Werner Bernet: Diese Aussage stimmt nach wie vor, auch im letzten Jahr. Obwohl viele Reka-Check-Firmen in den vergangenen Jahren Arbeitsplätze abgebaut haben, hat der Verkaufsumsatz von Reka-Checks und Reka Rail um 4 % auf 526.9 Mio. Franken zugenommen. Das zeigt, dass in wirtschaftlich schwierigen Zeiten und bei Konsumflaute mehr Reka-Checks bezogen werden.
Aber bei den Reka-Ferien scheint die These nicht mehr zuzutreffen.
Da bin ich tatsächlich etwas vorsichtiger geworden. Bislang habe ich gesagt, dass man sich Reka-Ferien eigentlich immer leisten kann. Aber heute werden die Budgets der Familien im mittleren Segment schon sehr stark strapaziert. Dabei stellen wir fest, dass die Familien weniger und kürzere Ferien buchen. Das sehen wir auch bei unseren Gratis-Ferien-Aktionen: Im vergangenen Jahr haben nicht 900, sondern 1050 Familien von Gratis-Ferien profitiert. Wir hatten eine viel grössere Nachfrage und auch deutlich mehr Leute, welche die Kriterien erfüllten.
Was planen Sie, um die Nachfrage der Familien anzukurbeln?

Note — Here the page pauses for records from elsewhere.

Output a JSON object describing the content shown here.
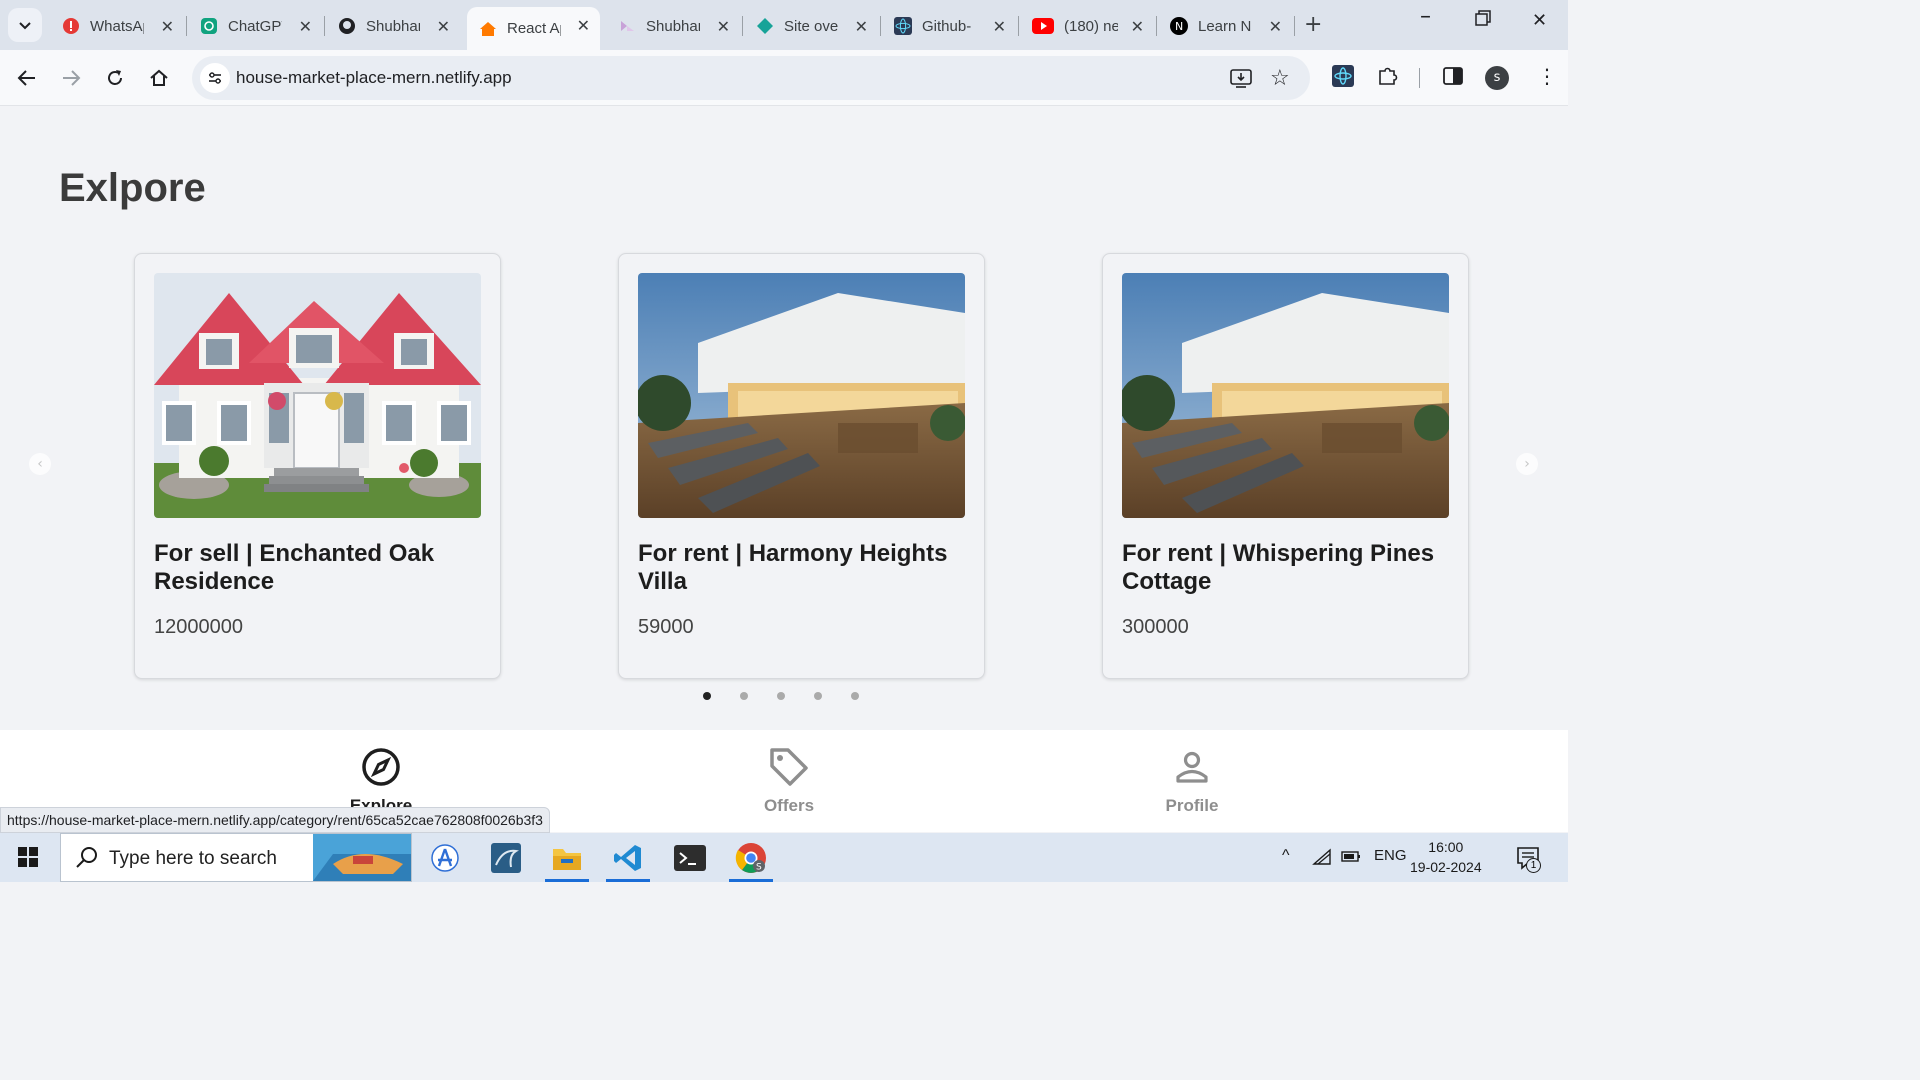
{
  "browser": {
    "tabs": [
      {
        "title": "WhatsApp",
        "icon": "whatsapp-icon",
        "color": "#e53935"
      },
      {
        "title": "ChatGPT",
        "icon": "chatgpt-icon",
        "color": "#10a37f"
      },
      {
        "title": "Shubham",
        "icon": "github-icon",
        "color": "#202124"
      },
      {
        "title": "React App",
        "icon": "house-icon",
        "color": "#ff7a00"
      },
      {
        "title": "Shubham",
        "icon": "figma-icon",
        "color": "#c8a2d8"
      },
      {
        "title": "Site overview",
        "icon": "netlify-icon",
        "color": "#17a398"
      },
      {
        "title": "Github-",
        "icon": "react-icon",
        "color": "#2b3a55"
      },
      {
        "title": "(180) ne",
        "icon": "youtube-icon",
        "color": "#ff0000"
      },
      {
        "title": "Learn N",
        "icon": "nextjs-icon",
        "color": "#000000"
      }
    ],
    "active_tab_index": 3,
    "url": "house-market-place-mern.netlify.app",
    "status_url": "https://house-market-place-mern.netlify.app/category/rent/65ca52cae762808f0026b3f3",
    "profile_initial": "s"
  },
  "page": {
    "title": "Exlpore",
    "listings": [
      {
        "title": "For sell | Enchanted Oak Residence",
        "price": "12000000",
        "image": "white-house-red-roof"
      },
      {
        "title": "For rent | Harmony Heights Villa",
        "price": "59000",
        "image": "villa-deck-lounge"
      },
      {
        "title": "For rent | Whispering Pines Cottage",
        "price": "300000",
        "image": "villa-deck-lounge"
      }
    ],
    "carousel": {
      "dot_count": 5,
      "active_dot": 0
    }
  },
  "bottom_nav": {
    "explore": "Explore",
    "offers": "Offers",
    "profile": "Profile",
    "active": "explore"
  },
  "taskbar": {
    "search_placeholder": "Type here to search",
    "language": "ENG",
    "time": "16:00",
    "date": "19-02-2024",
    "notification_count": "1"
  }
}
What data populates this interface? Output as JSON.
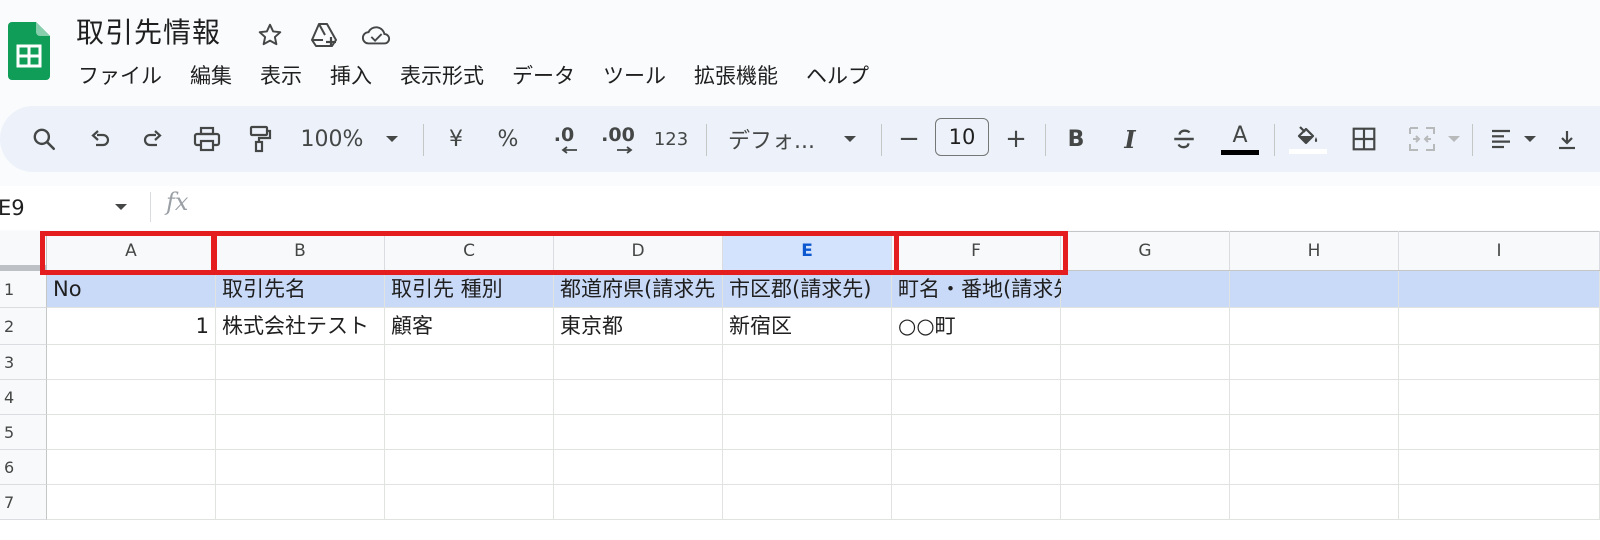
{
  "app": {
    "doc_title": "取引先情報",
    "brand_color": "#0f9d58"
  },
  "menu": [
    "ファイル",
    "編集",
    "表示",
    "挿入",
    "表示形式",
    "データ",
    "ツール",
    "拡張機能",
    "ヘルプ"
  ],
  "toolbar": {
    "zoom": "100%",
    "currency": "¥",
    "percent": "%",
    "decrease_decimal": ".0",
    "increase_decimal": ".00",
    "number_format": "123",
    "font": "デフォ...",
    "font_size": "10",
    "minus": "−",
    "plus": "+",
    "bold": "B",
    "italic": "I",
    "text_color_letter": "A"
  },
  "formula_bar": {
    "name_box": "E9",
    "fx": "fx"
  },
  "grid": {
    "columns": [
      "A",
      "B",
      "C",
      "D",
      "E",
      "F",
      "G",
      "H",
      "I"
    ],
    "selected_column": "E",
    "rows": [
      "1",
      "2",
      "3",
      "4",
      "5",
      "6",
      "7"
    ],
    "header_row": [
      "No",
      "取引先名",
      "取引先 種別",
      "都道府県(請求先",
      "市区郡(請求先)",
      "町名・番地(請求先)",
      "",
      "",
      ""
    ],
    "data_row": [
      "1",
      "株式会社テスト",
      "顧客",
      "東京都",
      "新宿区",
      "○○町",
      "",
      "",
      ""
    ],
    "header_fill": "#c9daf8"
  },
  "annotation": {
    "highlight_color": "#e41e1e"
  }
}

Wir sammeln seit zwei Jahren im Ausland Erfahrungen mit der Vermietung von so genanntem „Luxus-Camping“. Das sind fest installierte Wohnwagen oder Zelte auf Campingplätzen. Wir haben gesehen, dass man da in der Hochsaison zu einem Preis unter 1000 Franken eine Woche am Meer für eine Familie mit vier Personen buchen kann. Die Nachfrage nach dieser Art von Ferien ist entsprechend gross. Deshalb werden wir in diesem Jahr exklusiv das ganze Angebot des Anbieters Selectcamp mit 40 Destinationen im Mittelmeerraum vermarkten. Wir hoffen, dass wir damit den beschränkten Ferienbudgets gerecht werden können.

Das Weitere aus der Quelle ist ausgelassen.